Zaman zaman çevremde, olmaması gereken işler oldukça veya yapılmaması gereken şeyler yapıldıkça sinirleniyor ve bunları yapanlara biraz da yüksek sesle tepki gösteriyorum. Ben her tepki gösterdiğimde de eşim beni uyarıyor ve diyor ki,  “Ahmet, boşuna sinirlenme, kendini üzme, bunlar bir değil iki değil, üç değil. Hangi birisi ile başa çıkacaksın, hangi birisine adâb-ı muaşeret öğreteceksin.’’  

Düşünüyorum, eşim yerden göğe kadar haklı, etraf edep bilmez, adâp bilmezlerle dopdolu. Ne aile terbiyesi almışlar ne de okulda eğitilmişler. Hani derler ya “Diploma cehaleti giderir, e...lik baki kalır diye’’ tam o misal.  Hoş, okula gidip gitmedikleri de belli değil ya, neyse.  Gidenleri de görüyoruz. Belde silah okul müdürünü vuruyor veya yine adâp bilmez velisi ile beraber öğretmen dövmeye geliyor ya da babası sokakta öğretmeni kıstırıp darp ediyor.
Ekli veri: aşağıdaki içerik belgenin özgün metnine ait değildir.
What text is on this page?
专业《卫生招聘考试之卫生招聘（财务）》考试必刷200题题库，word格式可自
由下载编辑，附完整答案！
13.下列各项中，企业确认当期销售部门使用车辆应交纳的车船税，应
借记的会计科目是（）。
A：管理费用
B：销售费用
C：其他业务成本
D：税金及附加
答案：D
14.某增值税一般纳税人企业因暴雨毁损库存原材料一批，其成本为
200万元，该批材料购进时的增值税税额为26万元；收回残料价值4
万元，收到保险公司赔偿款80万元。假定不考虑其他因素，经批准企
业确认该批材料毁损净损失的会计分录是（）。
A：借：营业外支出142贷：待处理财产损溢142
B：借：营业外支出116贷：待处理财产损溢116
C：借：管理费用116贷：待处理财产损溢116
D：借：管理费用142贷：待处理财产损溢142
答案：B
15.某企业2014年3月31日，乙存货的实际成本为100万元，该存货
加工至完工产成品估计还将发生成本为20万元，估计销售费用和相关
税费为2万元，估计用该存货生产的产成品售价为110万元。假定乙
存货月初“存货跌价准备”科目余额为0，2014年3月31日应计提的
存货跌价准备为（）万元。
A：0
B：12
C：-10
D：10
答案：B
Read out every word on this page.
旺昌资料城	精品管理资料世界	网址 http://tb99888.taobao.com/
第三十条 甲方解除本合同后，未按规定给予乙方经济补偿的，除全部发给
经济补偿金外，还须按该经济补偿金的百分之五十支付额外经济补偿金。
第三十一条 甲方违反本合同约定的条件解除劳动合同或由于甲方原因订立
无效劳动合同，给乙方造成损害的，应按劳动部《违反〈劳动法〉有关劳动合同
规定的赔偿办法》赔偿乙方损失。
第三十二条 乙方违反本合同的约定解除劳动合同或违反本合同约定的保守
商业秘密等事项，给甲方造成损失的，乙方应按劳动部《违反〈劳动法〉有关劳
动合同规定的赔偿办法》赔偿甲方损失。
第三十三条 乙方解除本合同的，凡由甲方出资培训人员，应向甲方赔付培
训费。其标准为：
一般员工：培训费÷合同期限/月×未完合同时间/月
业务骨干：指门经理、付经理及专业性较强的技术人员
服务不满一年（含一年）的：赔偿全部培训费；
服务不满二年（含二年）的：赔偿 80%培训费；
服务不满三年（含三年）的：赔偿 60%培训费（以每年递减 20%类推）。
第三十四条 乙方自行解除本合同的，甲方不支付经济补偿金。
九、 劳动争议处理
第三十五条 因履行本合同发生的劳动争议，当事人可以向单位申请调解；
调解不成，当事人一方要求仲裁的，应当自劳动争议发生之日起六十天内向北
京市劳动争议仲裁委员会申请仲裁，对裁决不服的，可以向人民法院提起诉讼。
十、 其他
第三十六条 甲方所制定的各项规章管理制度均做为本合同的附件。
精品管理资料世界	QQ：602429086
Yaz yazabildiğin kadar.

Veli bu, öğrenci bu, ne bekleyeceksiniz ki bu anlayıştan. “Cinsini sevdiğim cinsine çekiyor.” 

***

Maalesef gidişat böyle. Ben de kalkmış tramvaya binerken içeridekilerin vagonu boşaltmasını beklemeyip, çıkanlara omuz ata ata, ayaklarına basa basa içeri girmeye uğraşanlara, senin sırada beklediğini gördüğü halde görmezden gelip önüne geçenlere, park yerini sandalye koyup zaptedenlere, klakson çaldığın için en azından sana hakaret edenlere, buna tepki gösterdiğinde daha da edepsizlenerek “ne olmuş yani’’ avazları ile üste çıkmaya çalışanlara laf ediyorum. Kabahat bende. 

Değerli okurlar, daha önce de zaman zaman böylesi muamelelerle karşılaşıyorduk. Ayıplıyor, kınıyor tepki gösteriyorduk ve karşılığını da alıyorduk. Bunları yapanların en azından yüzleri kızarıyor hatta dönüp özür diliyorlardı. Evvelden zaman zaman karşı karşıya kaldığımız bu muameleler şimdilerde her gün her saat. Tepki göstermek ise bayağı cesaret istiyor. “Ne olmuş yani’’ tepkisi en basiti. Sopayla üstüne yürüyorlar, bıçak çekiyorlar. Gazetelerin üçüncü sayfası bunlarla dolu.

***

Çok iyi bildiğiniz bu olayları neden size hatırlatmak gereğini duyduğuma gelince,  biraz ailelerden ve biraz da öğretmenlerden bahsetmek istediğimi anlamışsınızdır.

Birlikte yaşamak bir kültür meselesidir. Öncelikle başkasının hakkına tecavüz etmemeyi, karşılıklı saygı ve sevgi göstermeyi özümlemeyi, özgürlüğünün, bir başkasının sınırına kadar olduğunu bilmeyi zorunlu kılar. Birlikte yaşamak, kafana göre yaşamanın mümkün olmadığı bir düzendir. Birlikte yaşamak toplumca kabul edilmiş örf ve âdetlere uymayı, düzeni korumak için konulan yasalara hangi konumda  olursan ol riayet etmeyi, “sen benim kim olduğumu biliyor musun’’ dememeyi zorunlu kılar.

Bu bilinç, bu terbiye, önce ilk eğitimi aldığın ailen, daha sonra da ilkokuldan itibaren eğitim gördüğün okullarda kazandırılması gereken bir mevhumdur. Bunu ailenden alamamışsan daha sonra kazandırılması da oldukça güçtür. 

Bu nedenle yukarıda yazdığım türden suçları işleyenlerin ve magandalık yapanların  tamamı esas itibariyle, öğretmenlerin kapısını tekmeleyen, öğretmen döven, öğretmenden önce de çocuğunu ve karısını döverek sokağa çıkan babaların, baba çıktıktan sonra hıncını çocuklarına şiddet uygulayarak alan annelerin oluşturduğu  ailelerin ürünüdür.

Aile terbiyesini, bu terbiyeyi vermek için aileleri, ailelere terbiye vermek için eğitimi belli bir seviyeye çıkarmadıkça bu böyle gelmiş böyle gider.